In the NFL, if you can't elevate your team it's because you sign bad contracts, hire bad coaches, draft poorly, fail to develop a QB. But it's not because you signed the wrong TV contract.
I won't touch the NBA because their mess of a "cap" is so preposterous and poorly formed I think you could get a kindergartner, a crayon, and five minutes and they could come up with a better one.
And I have bad news for some of you....2027 isn't going to be the answer we want. And the reason for that is simple: as long as the big markets have massive TV contracts and the league hasn't taken a step to curb that, they aren't going to get any consensus to move forward.
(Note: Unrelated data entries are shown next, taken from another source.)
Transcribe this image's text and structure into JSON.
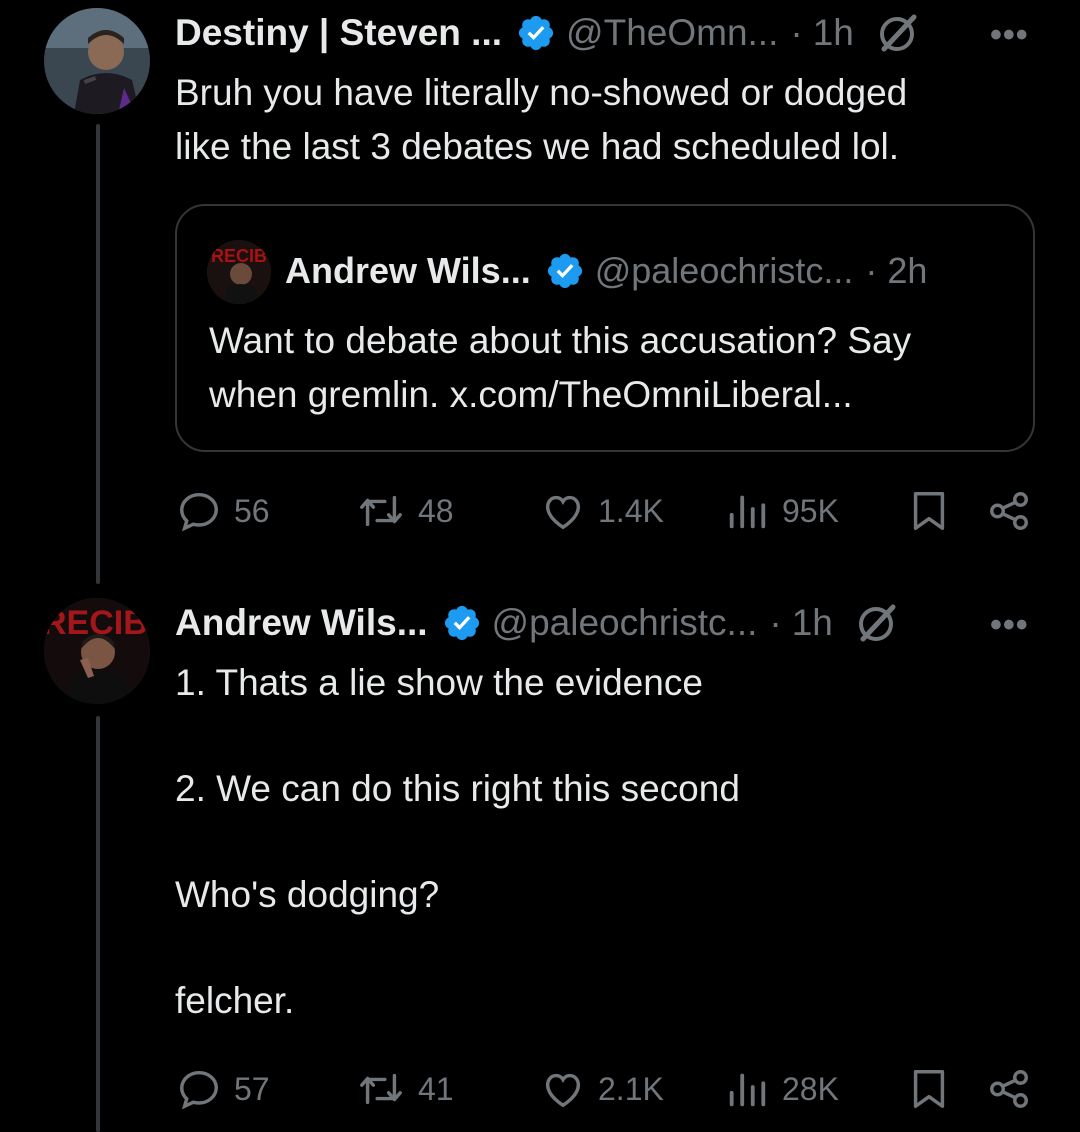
{
  "tweets": [
    {
      "author_name": "Destiny | Steven ...",
      "handle": "@TheOmn...",
      "time": "1h",
      "text": "Bruh you have literally no-showed or dodged\nlike the last 3 debates we had scheduled lol.",
      "quote": {
        "author_name": "Andrew Wils...",
        "handle": "@paleochristc...",
        "time": "2h",
        "text": "Want to debate about this accusation? Say\nwhen gremlin. x.com/TheOmniLiberal..."
      },
      "stats": {
        "replies": "56",
        "reposts": "48",
        "likes": "1.4K",
        "views": "95K"
      }
    },
    {
      "author_name": "Andrew Wils...",
      "handle": "@paleochristc...",
      "time": "1h",
      "text": "1. Thats a lie show the evidence\n\n2. We can do this right this second\n\nWho's dodging?\n\nfelcher.",
      "stats": {
        "replies": "57",
        "reposts": "41",
        "likes": "2.1K",
        "views": "28K"
      }
    }
  ],
  "separator": "·",
  "colors": {
    "background": "#000000",
    "text": "#e7e9ea",
    "muted": "#71767b",
    "verified": "#1d9bf0",
    "border": "#333639"
  },
  "icons": [
    "verified-badge-icon",
    "grok-icon",
    "more-icon",
    "reply-icon",
    "repost-icon",
    "like-icon",
    "views-icon",
    "bookmark-icon",
    "share-icon"
  ]
}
That's an issue that has to be resolved first and I just don't think the stars will ever align on it. I hope I'm wrong.
As for parity? Good lord, I can't believe any of these writers (or anyone for that matter) would argue that champion variety equates to parity. That's such an over-simplified, silly way to look at things. Of course MLB has the apprearance of more variety, it's got a WAY higher randomness to it than the other sports. The point is simple: are teams genuinely able - with competence in management - to consistently put themselves in a position to succeed and thrive. In the NHL and the NFL they absolutely are, no matter what market they are in. The MLB is quite obviously not that way.